Satyajit Ray – The Inner Eye, Andrew Robinson, 1989, pg 136.

Indian cinema scholar Ashish Rajadhyaksha notes that ‘the film is remarkable for its use of pastel colours’ but ‘existing prints do not always reproduce Ray and Mitra’s intended colour schemes’. Ray did not experiment with colour again until the early seventies when he directed ‘Ashani Sanket’ (Distant Thunder) in 1973. Similarly like Kurosawa, Ray’s minor films are just as fascinating and accomplished as the major films championed by the critics and academia.

A multi narrative family melodrama, the film was also significant for marking Ray’s first original screenplay and perhaps it is of little surprise that he chose to focus on the lives of an upper class Bengali family, dominated by the arrogant figure of a wealthy industrialist and staunchly conservative patriarch, Indranath Roy Choudhury. I would argue that this film firmly belongs in the company of Ray’s female melodramas including ‘Devi’, ‘Mahanagar’, and most strikingly ‘Charulata’ with which it shares a sympathetic feminist concern. However, Ray’s experimental use of an ensemble cast, several overlapping story lines and real time narrative signalled a shift away from the rural context of his previous films. The subtle and understated manner with which Ray deals with human relationships is complemented by the shifting weather patterns, providing a concern with how nature determines mood.

The narrative largely focuses on the self determination of Indranath’s daughter, Monisha. The family excursion to the hill station at Darjeeling is organised so that Monisha can meet a possible suitor (an engineer who has just returned from England) her father has chosen. It is an arranged marriage and one that the mother secretly disapproves because she does not want her daughter to face a similar life of unhappiness. The mother is played by Ray regular Karuna Bannerjee (Apu’s mother) and her relative silence (until the final moments of the film) articulates her submissive position within the family. However, this being a family melodrama, disruption emerges in the form of Ashoke, a young student who strikes up an unexpected friendship with Monisha. In addition to the emerging relationship between Monisha and Ashoke, Ray also interweaves the stories of the elder daughter, Anima and the spoilt son, Anil. Anil (played effortlessly by Ghatak regular Anil Chatterjee) is represented as the mischievous playboy who models himself on popular Indian film stars. Ray seems to critique the superficiality of the movie business with Anil’s boisterous and impulsive character. Whilst Anil’s character is arguably utilised for light comic relief and to probe the eccentricities of the family structure, Amina’s disintegrating relationship with her alcoholic husband provides an embittered contrast to the innocent relationship between Monisha and Ashoke.

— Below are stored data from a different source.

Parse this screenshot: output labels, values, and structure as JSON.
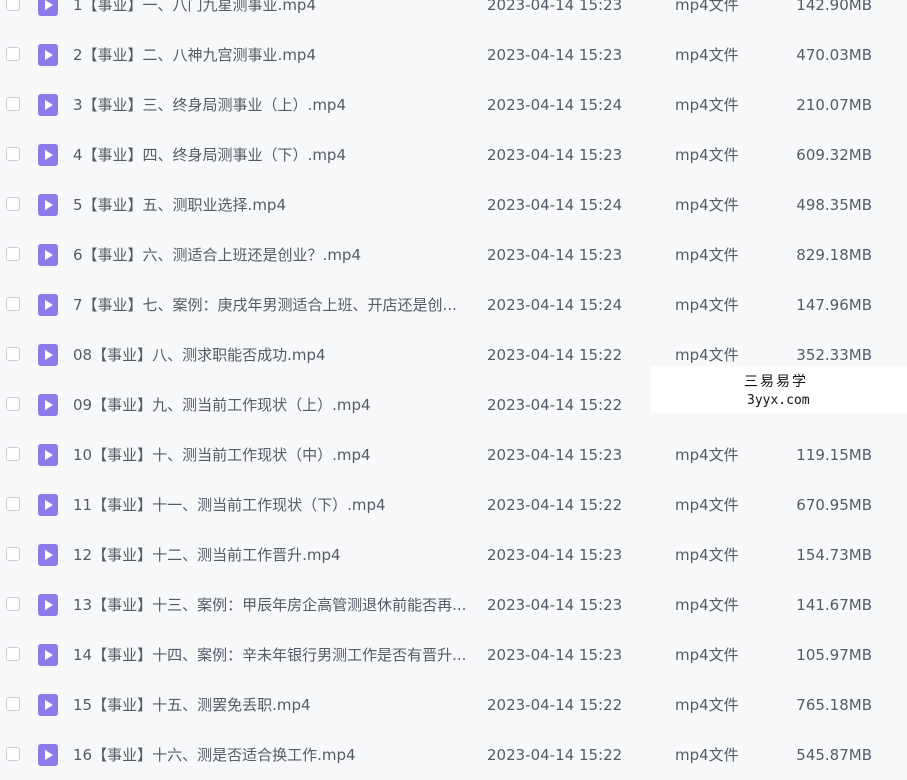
{
  "files": [
    {
      "name": "1【事业】一、八门九星测事业.mp4",
      "date": "2023-04-14 15:23",
      "type": "mp4文件",
      "size": "142.90MB"
    },
    {
      "name": "2【事业】二、八神九宫测事业.mp4",
      "date": "2023-04-14 15:23",
      "type": "mp4文件",
      "size": "470.03MB"
    },
    {
      "name": "3【事业】三、终身局测事业（上）.mp4",
      "date": "2023-04-14 15:24",
      "type": "mp4文件",
      "size": "210.07MB"
    },
    {
      "name": "4【事业】四、终身局测事业（下）.mp4",
      "date": "2023-04-14 15:23",
      "type": "mp4文件",
      "size": "609.32MB"
    },
    {
      "name": "5【事业】五、测职业选择.mp4",
      "date": "2023-04-14 15:24",
      "type": "mp4文件",
      "size": "498.35MB"
    },
    {
      "name": "6【事业】六、测适合上班还是创业？.mp4",
      "date": "2023-04-14 15:23",
      "type": "mp4文件",
      "size": "829.18MB"
    },
    {
      "name": "7【事业】七、案例：庚戌年男测适合上班、开店还是创...",
      "date": "2023-04-14 15:24",
      "type": "mp4文件",
      "size": "147.96MB"
    },
    {
      "name": "08【事业】八、测求职能否成功.mp4",
      "date": "2023-04-14 15:22",
      "type": "mp4文件",
      "size": "352.33MB"
    },
    {
      "name": "09【事业】九、测当前工作现状（上）.mp4",
      "date": "2023-04-14 15:22",
      "type": "mp4文件",
      "size": ""
    },
    {
      "name": "10【事业】十、测当前工作现状（中）.mp4",
      "date": "2023-04-14 15:23",
      "type": "mp4文件",
      "size": "119.15MB"
    },
    {
      "name": "11【事业】十一、测当前工作现状（下）.mp4",
      "date": "2023-04-14 15:22",
      "type": "mp4文件",
      "size": "670.95MB"
    },
    {
      "name": "12【事业】十二、测当前工作晋升.mp4",
      "date": "2023-04-14 15:23",
      "type": "mp4文件",
      "size": "154.73MB"
    },
    {
      "name": "13【事业】十三、案例：甲辰年房企高管测退休前能否再...",
      "date": "2023-04-14 15:23",
      "type": "mp4文件",
      "size": "141.67MB"
    },
    {
      "name": "14【事业】十四、案例：辛未年银行男测工作是否有晋升...",
      "date": "2023-04-14 15:23",
      "type": "mp4文件",
      "size": "105.97MB"
    },
    {
      "name": "15【事业】十五、测罢免丢职.mp4",
      "date": "2023-04-14 15:22",
      "type": "mp4文件",
      "size": "765.18MB"
    },
    {
      "name": "16【事业】十六、测是否适合换工作.mp4",
      "date": "2023-04-14 15:22",
      "type": "mp4文件",
      "size": "545.87MB"
    }
  ],
  "watermark": {
    "line1": "三易易学",
    "line2": "3yyx.com"
  },
  "colors": {
    "file_icon": "#8c7be8",
    "background": "#f7f8fa",
    "text": "#555a66"
  }
}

‘The underlying psychology of the film derives in large part from the setting. In order to understand the effect of that on the characters we have to appreciate what Darjeeling means to Bengalis. In 1912 Sukumar Ray compared it to Bournemouth in a letter from Britain, mainly because of the steep roads they share, but the analogy could be taken just a little further: people visit both places to escape the big city, and they behave differently in them from the way they do at home. ‘Darjeeling is something very special for Bengalis,’ said Ray, ‘because you have the sea at one end of Bengal and the snow-peaks at the other. In that narrow waist of India you get the full range of landscapes.’

Satyajit Ray – The Inner Eye, Andrew Robinson, 1989, Pg 137

Melodrama proves to be the perfect vehicle for Ray to probe the contradictions, despair and false hubris that dictates the lives of the upper class Bengali family. Unlike Ghatak who regularly used the family as a metaphor for partition, Ray’s study of family is more conventionally related to class, the representation of gender and especially tradition. What does stand out in terms of aesthetic considerations in regards to framing and composition when comparing the film to his earlier films is the illuminating and modern use of negative space – at times the empty silences, awkward glances and isolation of characters within the landscape reminded me of Antonioni and in particular ‘Red Desert’, (1964) which was also embraced for its expressionistic and inventive use of colour.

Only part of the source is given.